In the US, gum was responsible for sales growth of 11 per cent, with new product line extensions being launched.
The Americas region's emerging markets also increased sales, up 10 per cent in Mexico and 15 per cent in Brazil.
In the Europe, Middle East and Africa region there was a sales increase of four per cent.
Confectionery sales in Africa and Russia grew by a total of 11 per cent.
In Western Europe the company focused on gum and sugar confectionery.
Management reported that Cadbury grew its market share in gum in most countries thanks to new products.
Sales of Hall's in Russia were up 52 per cent.
The company has indicated that premium chocolate in the UK is a big area for potential development.
Management said during the results press conference that it had established a twofold strategy to initiate growth in the UK premium market.
As well as acquisitions, such as the purchase of Green and Blacks, Cadbury will seek to further its attempts at giving existing Cadbury brands premium appeal.
Sales in Asia Pacific last year furthermore showed signs that the development of emerging markets was important for the company.

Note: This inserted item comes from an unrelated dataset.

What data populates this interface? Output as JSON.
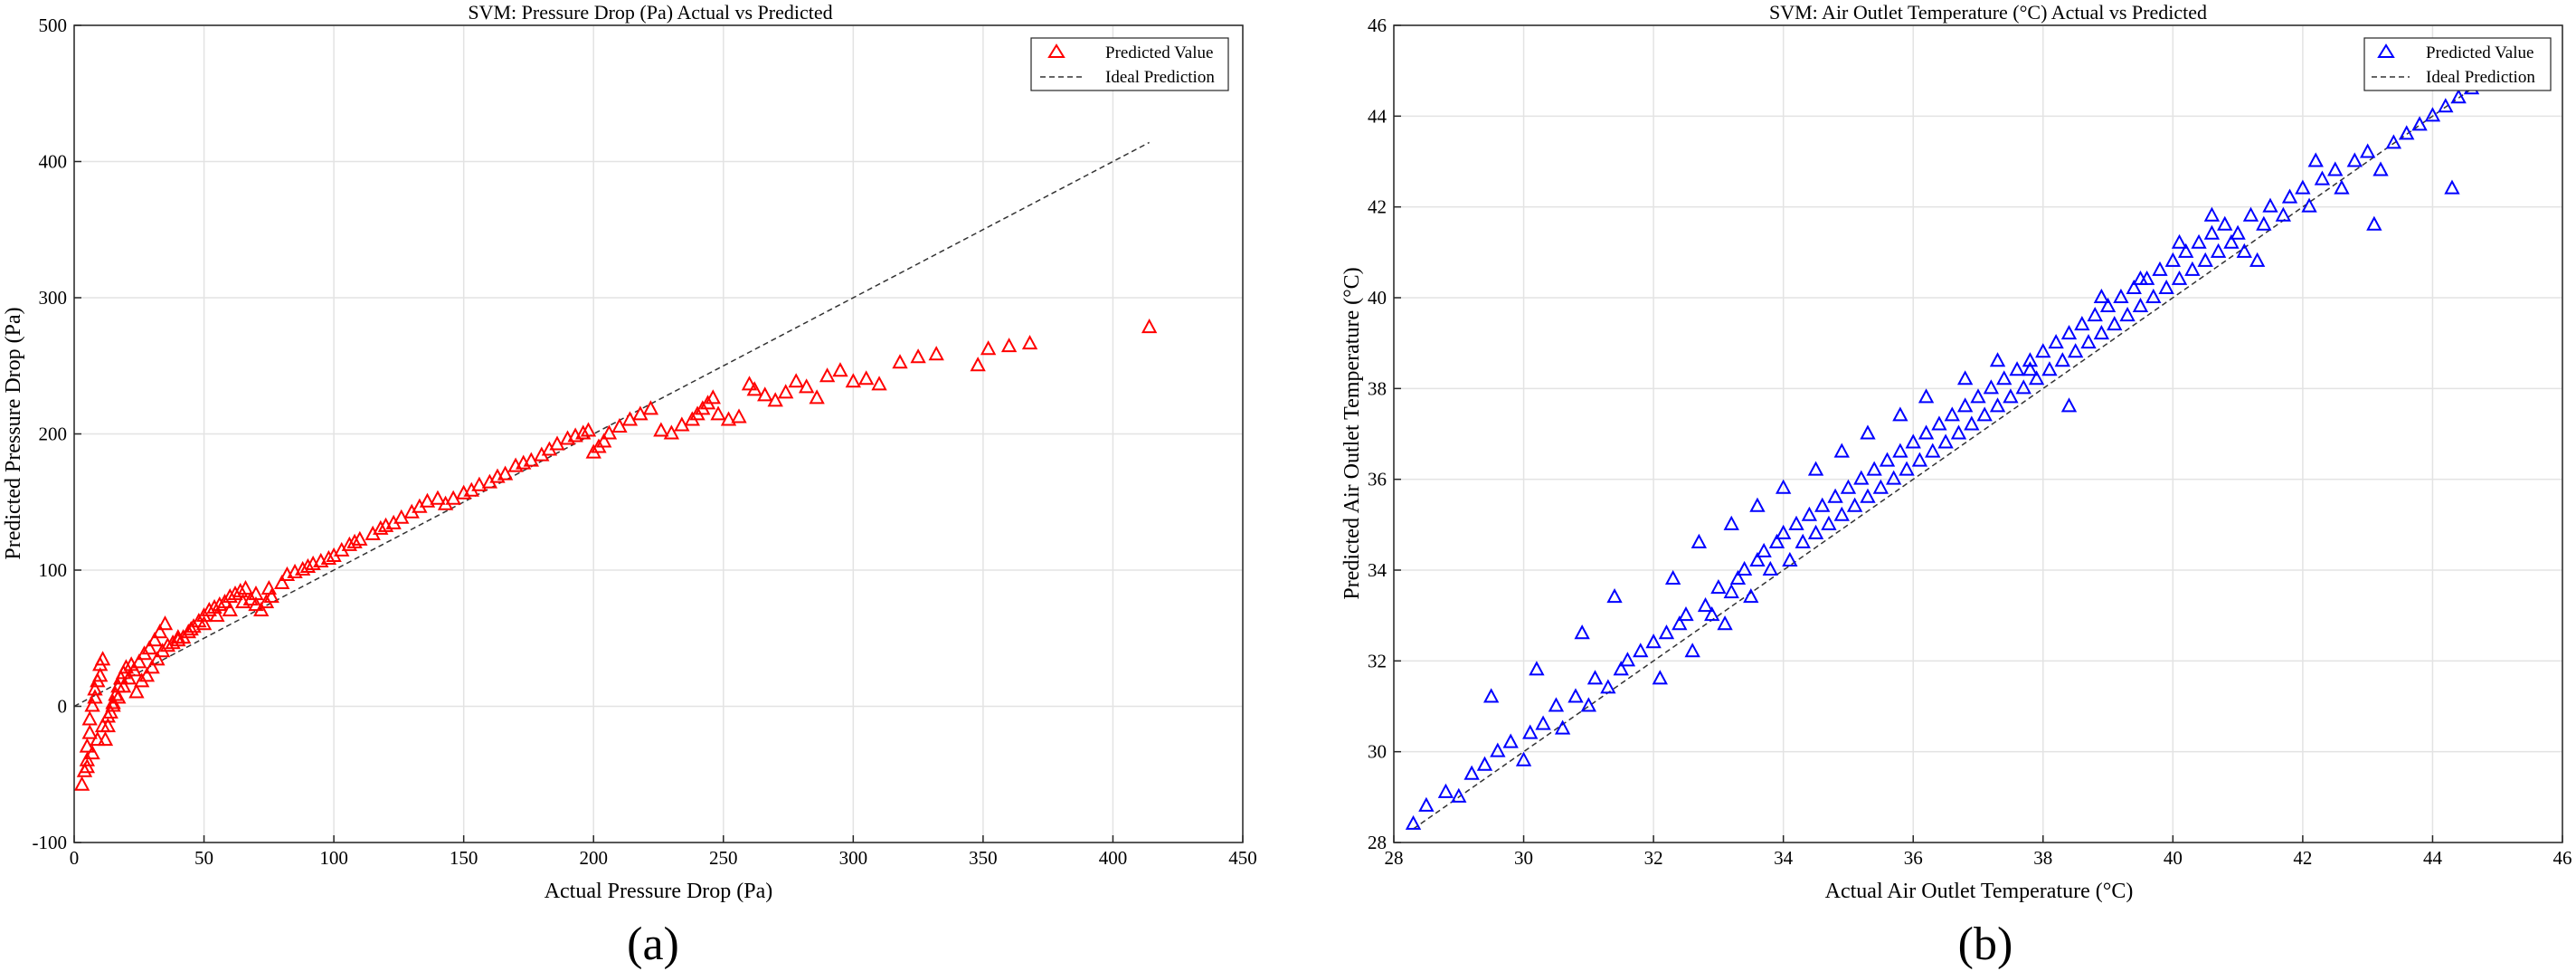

Revenues for the region in 2005 totaled £1.2bn, an increase of 11 per cent.
Operating profit was £157m, up 19 per cent over last year.
New product launches increased sales in Australia and New Zealand by seven per cent.
Of the region's emerging markets India had the biggest sales growth, with increases of 14 per cent, giving Cadbury a 70 per cent market share.
In Thailand sugar-free gum helped Cadbury gain a 59 per cent market share.
The launch of Dentyne in Malaysia gave the confectioner a 17 per cent market share.
In China Cadbury re-launched its Dairy Milk range giving the company an 11 per cent increase in sales.
The company now holds a 20 per cent share of the Chinese market.